Alien Geometry?

The phrase ‘alien geometry’ conjures up a lot of bizarre images when given time and space in our fragile, human, thought continuities… even after we graduate from school. To some of us, standard geometry can get pretty alien. In Korea, particularly older parts of Seoul, even those with a firm grasp of angles and armed with a good sense of direction can find that not only are they not headed where they thought they were, they likely didn’t start from where they thought they did. Right angles are somehow wrong. 

Yes, bright-eyed reader, that is my point.

Into the Out of

The advice of  ‘show, don’t tell’ covers this area of scene setting, but I find that this particular aspect of it needs some extra attention – mainly because it is so alien. A Keeper has to consider using this effect deeply before unleashing it, and then when it does get used, must consider even more deeply just how to relate concepts of ‘alien geometry’ without saying ‘alien geometry.’  Afterall, the characters involved are not writing a report of a tale, they are experiencing a traumatic and disorienting moment in their lives.

I think if one of my companions during an investigation of R’lyeh were to spout the line, “This alien geometry is making me uncomfortable,” I just might be tempted to crush them with a ship.

It is weak and uninteresting to state, ‘the terrain and architecture is disorienting,’ or really any words to that effect. If we are to show this disorientation, we must somehow interrupt character movement and perception without making the player feel like they are being cut-off from vital information they need to portray their character. In many cases, this can mean a gradual building of the effect which enables the player to become accustomed to the idea that things are not what they may or may not look like,  enables them to back away from the area if they choose, and lets them experiment a bit with attempts to discover a way to navigate through it.

Things in horror may be larger than they appear

I am a firm believer that perception defines reality, and in games like Call of Cthulhu, that can have ramifications beyond what we might readily accept in our own staid world. When the characters cannot trust their eyes to properly relate the lay of the land, their relationship to it, nor their movements upon it, fear will be created in equal measure with distrust. Turning this to the Keeper’s advantage for atmosphere requires more than just messing with the players.

It is good to keep players off-balance and guessing, but unless you have a plan for how things in your ‘alienly geometrical’ vacation spot actually relate in time and space, you are better off just going with dull pronouncements of, “You are really disoriented… like… lost… ‘n stuff.” I am not much of a mapper nor artist, so I find I can’ t get much alien mileage out of using maps to plot how weird everything is. This pushed me in the direction of writing mind maps or linking properties of time and space together in unusual or unnatural ways, rather than making a grid and key.  Instead of having players always have effect x in grid reference y, I think having the recognition of an effect be more related to other senses, such as the smell of temporal movement, the sound of dislocated space, or the temperature of transition from one state of molecular excitation to another to be more fun of a puzzle for players to crack, and for Keepers to implement with that thick and satisfying sauce of insanity.  I am very fond of the idea that part of what makes these places so difficult for the human mind to grasp is that they do not necessarily exist at the same rate of progress in time, and that even within the borders of the effect, not everything occupies the same connections in time and space.
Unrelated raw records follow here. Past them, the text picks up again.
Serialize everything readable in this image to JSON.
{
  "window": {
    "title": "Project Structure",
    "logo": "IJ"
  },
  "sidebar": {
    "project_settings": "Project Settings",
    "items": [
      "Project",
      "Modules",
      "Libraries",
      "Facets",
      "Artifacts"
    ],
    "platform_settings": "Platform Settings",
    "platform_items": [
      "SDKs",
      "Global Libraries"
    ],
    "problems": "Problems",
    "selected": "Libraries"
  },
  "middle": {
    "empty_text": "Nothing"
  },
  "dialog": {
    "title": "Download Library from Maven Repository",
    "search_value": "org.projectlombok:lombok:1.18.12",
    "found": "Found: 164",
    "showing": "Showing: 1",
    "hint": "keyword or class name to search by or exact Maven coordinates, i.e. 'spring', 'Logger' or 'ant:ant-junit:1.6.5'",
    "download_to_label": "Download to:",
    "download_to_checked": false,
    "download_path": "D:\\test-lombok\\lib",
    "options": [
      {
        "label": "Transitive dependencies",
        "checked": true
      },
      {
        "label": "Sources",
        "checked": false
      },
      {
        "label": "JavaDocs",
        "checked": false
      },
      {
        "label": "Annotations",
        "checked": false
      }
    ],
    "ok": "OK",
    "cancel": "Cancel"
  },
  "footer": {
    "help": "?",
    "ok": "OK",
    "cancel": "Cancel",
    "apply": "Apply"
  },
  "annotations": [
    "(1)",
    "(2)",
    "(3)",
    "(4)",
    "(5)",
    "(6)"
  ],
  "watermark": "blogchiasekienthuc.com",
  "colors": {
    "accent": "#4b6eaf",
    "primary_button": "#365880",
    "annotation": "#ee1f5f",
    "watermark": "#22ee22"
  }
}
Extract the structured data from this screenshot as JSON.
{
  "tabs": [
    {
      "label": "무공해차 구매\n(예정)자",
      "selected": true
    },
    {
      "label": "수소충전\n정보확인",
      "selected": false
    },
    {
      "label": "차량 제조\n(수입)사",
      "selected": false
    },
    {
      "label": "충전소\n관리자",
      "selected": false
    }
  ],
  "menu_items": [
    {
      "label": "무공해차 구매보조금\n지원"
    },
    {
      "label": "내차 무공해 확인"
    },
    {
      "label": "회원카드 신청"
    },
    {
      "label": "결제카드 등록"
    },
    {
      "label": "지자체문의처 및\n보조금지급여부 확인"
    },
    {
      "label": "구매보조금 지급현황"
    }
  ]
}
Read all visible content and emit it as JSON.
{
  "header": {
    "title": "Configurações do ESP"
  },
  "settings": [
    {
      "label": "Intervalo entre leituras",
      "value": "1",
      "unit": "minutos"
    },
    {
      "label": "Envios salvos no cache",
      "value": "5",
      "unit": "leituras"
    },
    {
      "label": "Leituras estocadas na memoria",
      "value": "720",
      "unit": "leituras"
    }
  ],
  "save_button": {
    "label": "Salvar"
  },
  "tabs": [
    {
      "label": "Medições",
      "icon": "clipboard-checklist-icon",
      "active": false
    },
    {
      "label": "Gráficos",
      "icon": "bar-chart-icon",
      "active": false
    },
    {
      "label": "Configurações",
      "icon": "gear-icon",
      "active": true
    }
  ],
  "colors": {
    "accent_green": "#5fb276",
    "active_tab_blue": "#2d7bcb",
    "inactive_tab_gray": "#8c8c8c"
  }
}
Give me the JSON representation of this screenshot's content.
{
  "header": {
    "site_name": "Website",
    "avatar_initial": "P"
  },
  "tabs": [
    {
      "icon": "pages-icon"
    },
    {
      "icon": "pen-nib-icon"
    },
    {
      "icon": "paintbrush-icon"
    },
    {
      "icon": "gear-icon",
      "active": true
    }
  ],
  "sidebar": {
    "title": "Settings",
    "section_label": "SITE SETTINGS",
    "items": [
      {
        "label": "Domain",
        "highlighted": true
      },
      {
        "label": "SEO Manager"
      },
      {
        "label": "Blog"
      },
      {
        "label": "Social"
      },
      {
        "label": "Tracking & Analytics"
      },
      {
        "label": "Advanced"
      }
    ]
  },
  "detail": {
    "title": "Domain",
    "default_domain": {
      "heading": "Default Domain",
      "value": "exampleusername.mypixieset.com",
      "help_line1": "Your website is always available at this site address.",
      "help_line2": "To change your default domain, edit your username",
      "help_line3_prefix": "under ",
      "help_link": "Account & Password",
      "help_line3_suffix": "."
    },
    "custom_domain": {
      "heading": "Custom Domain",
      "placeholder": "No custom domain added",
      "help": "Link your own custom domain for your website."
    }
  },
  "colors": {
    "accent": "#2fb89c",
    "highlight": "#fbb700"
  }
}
In other words a person walking through a door might suddenly find themselves moving differently in time than a person who has yet to cross the threshold, and that might provide the illusion of disappearing, or paralysis. Starting a climb a flight of stairs might begin at noon and end days later, or moments before you start – giving a glimpse of shadowy figures below that you cannot find trace of when you once again descend the stairs. Creatures hunting the characters might sound near, but appear to be far away… which is true? Pursuit might require taking a course completely unrelated (to the human mind) to what visually seems to be the shortest route. An entity racing after the characters might break off in a new direction as though letting them go, only to suddenly come into view ahead of them. That same entity might close with the group only to have them be lost to it through a whorl of time and space they could not see.

Nothing has to appear to make sense, but it all has to actually make sense on some level for the Keeper. Consistency will be sought by the players, and it can certainly be there, but in the spirit of driving the sane mad, there should be layers of complexity that simple observation cannot unravel. If they escape peril because the universe saved them you have kicked copies of Reader’s Digest in Lovecraft’s face. If they save themselves from peril by interpreting and intuiting paths through the alien geometry…. well, what does that say, really? If the sane mind can make no sense of such madness…

Perspective. Duration. Direction in space. Direction in time. Angles. Straight lines. Curves. Nothing is set. All is up for interpretation, reinterpretation, and misrepresentation.

Tired Eyes, Slowly Burning, the Crippled Mind Divide (with apologies to the Tear Garden)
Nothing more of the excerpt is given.